In my last post, I shared 9 things that Barna’s newest comprehensive worldview survey revealed about Generation Z (those born 1999 and later). In many ways, they continue the trends that began with my generation (the millennials), but in a few others they are very different. For those of us with close connections to people of this next generation, it’s very important to know the different mindsets that are emerging today and what we need to say and do to interact with the values of the modern world.
Every generation has its unique qualities and struggles, and Generation Z is developing its own. In a technology-saturated, fast-paced, materialistic, scientific world, Generation Z needs to know what Christ has to say to the struggles of this generation. But even more so, they need to see the examples of the older generations living out these principles. Here are 5 things that come to mind for me:
1…Success, without Christ and the church, is failure. Young people today are highly driven, focused on success and financial security. They put much lower priority on relationships, including family, and on any knowledge not immediately relevant to the here and now. They want to hone their skills and achieve honors and make money. But behind all that is the Creator who gave us the ability to learn and accomplish all the things we do, and he gave us that ability for a reason— to in some way spread the gospel. We can learn and accomplish all we want, but if we are not doing it in line with the reason he gave us the ability to do it, it’s a total waste — no matter how many people’s attention it gets or how many dollars you make.
Older generations: What means more to us: earthly success or heavenly success? Do we spend most of our time talking about work, school, and finances, and hardly any talking about God? Do we blow off time with God and time with God’s people for things that we could have done at another time? The next generation watches. They see where our priorities are, and they will follow our example.
2…Christianity is a reasonable faith. Christianity is not just subjective experiences or feelings, and it is not a bunch of fairy tales. It is important to know that science is not the only way of gaining empirical knowledge, and there are good personal experience-based reasons to follow Christ. But there are also good scientific and historical reasons to believe, too, and the younger generations are very interested in them. We need to talk more about the scientific evidence for a Creator (and when we do, be sure the science comes from a reliable source), and historical evidence for the resurrection. When it comes to this, we tend to spend way too much time on the creation/evolution controversy — in direct competition with what they hear in school from teachers and friends — when there’s a great deal of undisputed science out there that points to Christianity’s truth as well. We also need to expose the irrationality of relativism and the glaring flaws in the idea that atheism is the scientific default.
Older generations: We often talk about absolute truth and denounce the moral relativism of our society, but then focus almost entirely on emotion and experience when it comes to our faith. This can come across to younger generations as being content to ignore the facts for what makes us feel good.

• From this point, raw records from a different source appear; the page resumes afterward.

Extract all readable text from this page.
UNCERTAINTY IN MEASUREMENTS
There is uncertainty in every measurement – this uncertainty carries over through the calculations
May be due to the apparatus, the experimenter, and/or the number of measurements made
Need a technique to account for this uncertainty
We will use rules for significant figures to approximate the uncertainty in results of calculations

How are we presenting Christianity: as a blind faith, or as a reasonable faith?
3…We need the body of Christ. We cannot be content to interact just behind a screen. We need to gather with others and be in community with others. God made us to be in community with others. And the community he made us for is the church, the body of Christ. We need to all be invested in the body of Christ and part of a local Christian community. You will almost certainly never get to know someone from behind a screen, because you’re never really with them. We need to be present with each other and walk through life with each other.
Older generations: Do we model by our actions how important it is to spend time in the community of God’s people? When we go to church, do we do it just to check off the box that we went this week, or do we invest ourselves in the community and make God’s people one of the top priorities in our lives?
4…You are not what you do, or how you feel. The idea that our accomplishments and feelings define us is practically taken as absolute truth in a world where absolute truth is in many cases taboo. If your feelings or level of accomplishment changes, then so does your identity, which makes people very perfectionist when it comes to academics and very protective of their emotions. But this couldn’t be farther from the real truth. God, in fact, knows us far better than we know ourselves, and so it’s God who has the most authoritative definition of our identity. And what he identifies us by is not what we do or how we feel, but by our relation to him (children of God, people of God, elect of God) and bywhat he has done for us (saved us, washed us, sanctified us, ransomed us). We are all people whom the Creator cared for enough to die for, and whom the Creator knows down to the deepest parts of our souls and still loves us.
Older generations: What message are we sending to the younger generations when we congratulate and reward them for getting As and winning sports trophies, but we don’t congratulate them on doing good deeds and practicing spiritual disciplines? Which do we model as a more important part of our lives — how hard we work at our jobs, or how hard we work at our relationship with God? It’s important that we find and model the balance between fulfilling our responsibilities as workers and parents and teachers and yet still making it clear that our relationship with God is more important than any of them. The younger generation will pick up on whatever priorities we model in our own lives.
5…Follow my example, as I follow the example of Christ. Paul said this to the Corinthian church in 1 Corinthians 11:1. Obviously saying this is useless unless we then go on to set an example that’s worth following. The point here is that young people need to be discipled. They need real-life examples of what a living, vibrant faith looks like in the modern world. They see too many examples of people identifying as Christian but then living the same way as everyone else, or identifying as Christian but then disregarding parts, or all, of what the Bible says. Young people need us who are Christ-followers to model what real Christ-following is like, both in our personal lives and in our communal existence as a church.